Денис Васильевич тщетно напрягает память, стараясь припомнить, когда и в каком обществе высказывал такие мысли. Впрочем, это не так существенно. Он понимал, что доносчики, может быть и не совсем доказательно, приписали ему, несомненно, его собственные суждения, которые они где-то краем уха подслушали.
Итак, он под постоянным наблюдением тайных соглядатаев. Он идет по улице, а чьи-то глаза его провожают; он остановился, чтоб повидаться с приятелем, а чьи-то настороженные уши ловят обрывки его фраз; он приходит домой и, ничего не подозревая, сидит в кругу семьи, а чьи-то грязные руки уже строчат на него донос: «Фу, мерзость какая!» – невольно содрогается Денис Васильевич от негодования и отвращения. А следом приходят тревожные мысли о возможных последствиях. Ведь при существующем недоброжелательном отношении к нему высшего начальства любому доносу бродяги могут дать веру!
И, обращаясь к брату, он спрашивает:
– А как думаешь, куда эти слухи, облеченные, вероятно, в форму доноса, направляются? Не следует ли мне что-то предпринять?
Левушка отвечает успокоительно:
– Мне кажется, тебе беспокоиться об этом не надо. Благожелательный и любезный Арсений Андреевич сам обо всем позаботился…
Возникшая тревога постепенно исчезает. Хорошо все-таки иметь в главном штабе друга! Но с возмущением, клокотавшим в груди, не так-то легко справиться. Денис Васильевич не мог скрыть его и в письме к Закревскому:
«Слухи, которые дошли до тебя насчет моей нескромности, вовсе несправедливы. Ежели бы я что и соврал, то никто бы пересказать не мог мною совранное, ибо я совершенно никуда не выезжаю и никого не принимаю. Я знаю, как и другие, что Москва не менее Петербурга наводнена людьми, которых я не опасался бы, если б они доносили о том, что слышат, но чего не сочинит мерзавец для того, чтобы выслужиться? К тому же – горькая истина! – какая храбрая служба, какая благородная жизнь перевесить может донос бродяги, продавшего честь свою полиции?»
Доверить такое письмо почте, где завелся обычай просматривать корреспонденцию, Денис Васильевич никогда бы не решился.
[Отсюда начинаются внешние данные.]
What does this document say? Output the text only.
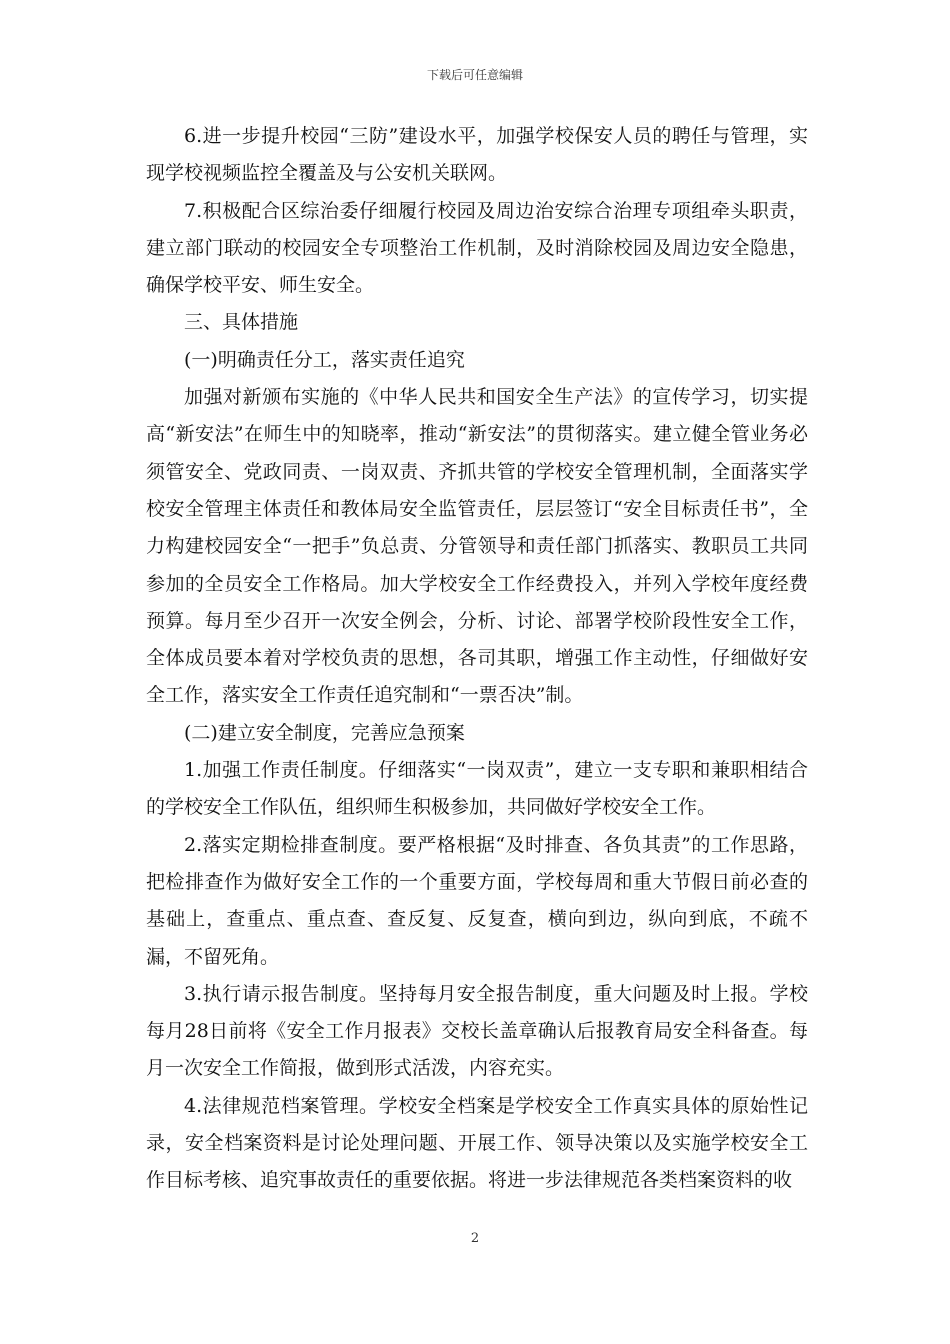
下载后可任意编辑

6.进一步提升校园“三防”建设水平，加强学校保安人员的聘任与管理，实现学校视频监控全覆盖及与公安机关联网。

7.积极配合区综治委仔细履行校园及周边治安综合治理专项组牵头职责，建立部门联动的校园安全专项整治工作机制，及时消除校园及周边安全隐患，确保学校平安、师生安全。

三、具体措施

(一)明确责任分工，落实责任追究

加强对新颁布实施的《中华人民共和国安全生产法》的宣传学习，切实提高“新安法”在师生中的知晓率，推动“新安法”的贯彻落实。建立健全管业务必须管安全、党政同责、一岗双责、齐抓共管的学校安全管理机制，全面落实学校安全管理主体责任和教体局安全监管责任，层层签订“安全目标责任书”，全力构建校园安全“一把手”负总责、分管领导和责任部门抓落实、教职员工共同参加的全员安全工作格局。加大学校安全工作经费投入，并列入学校年度经费预算。每月至少召开一次安全例会，分析、讨论、部署学校阶段性安全工作，全体成员要本着对学校负责的思想，各司其职，增强工作主动性，仔细做好安全工作，落实安全工作责任追究制和“一票否决”制。

(二)建立安全制度，完善应急预案

1.加强工作责任制度。仔细落实“一岗双责”，建立一支专职和兼职相结合的学校安全工作队伍，组织师生积极参加，共同做好学校安全工作。

2.落实定期检排查制度。要严格根据“及时排查、各负其责”的工作思路，把检排查作为做好安全工作的一个重要方面，学校每周和重大节假日前必查的基础上，查重点、重点查、查反复、反复查，横向到边，纵向到底，不疏不漏，不留死角。

3.执行请示报告制度。坚持每月安全报告制度，重大问题及时上报。学校每月28日前将《安全工作月报表》交校长盖章确认后报教育局安全科备查。每月一次安全工作简报，做到形式活泼，内容充实。

4.法律规范档案管理。学校安全档案是学校安全工作真实具体的原始性记录，安全档案资料是讨论处理问题、开展工作、领导决策以及实施学校安全工作目标考核、追究事故责任的重要依据。将进一步法律规范各类档案资料的收

2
Он хорошо знал, что бумага терпит все, но многие не терпят того, что на бумаге написано. Письмо в столицу отправлено было с Левушкой.
А предупреждение Закревского запомнил крепко. В английском клубе совсем перестал появляться. Благоразумную предусмотрительность надо превратить в чрезвычайную осторожность. Такова была жизнь!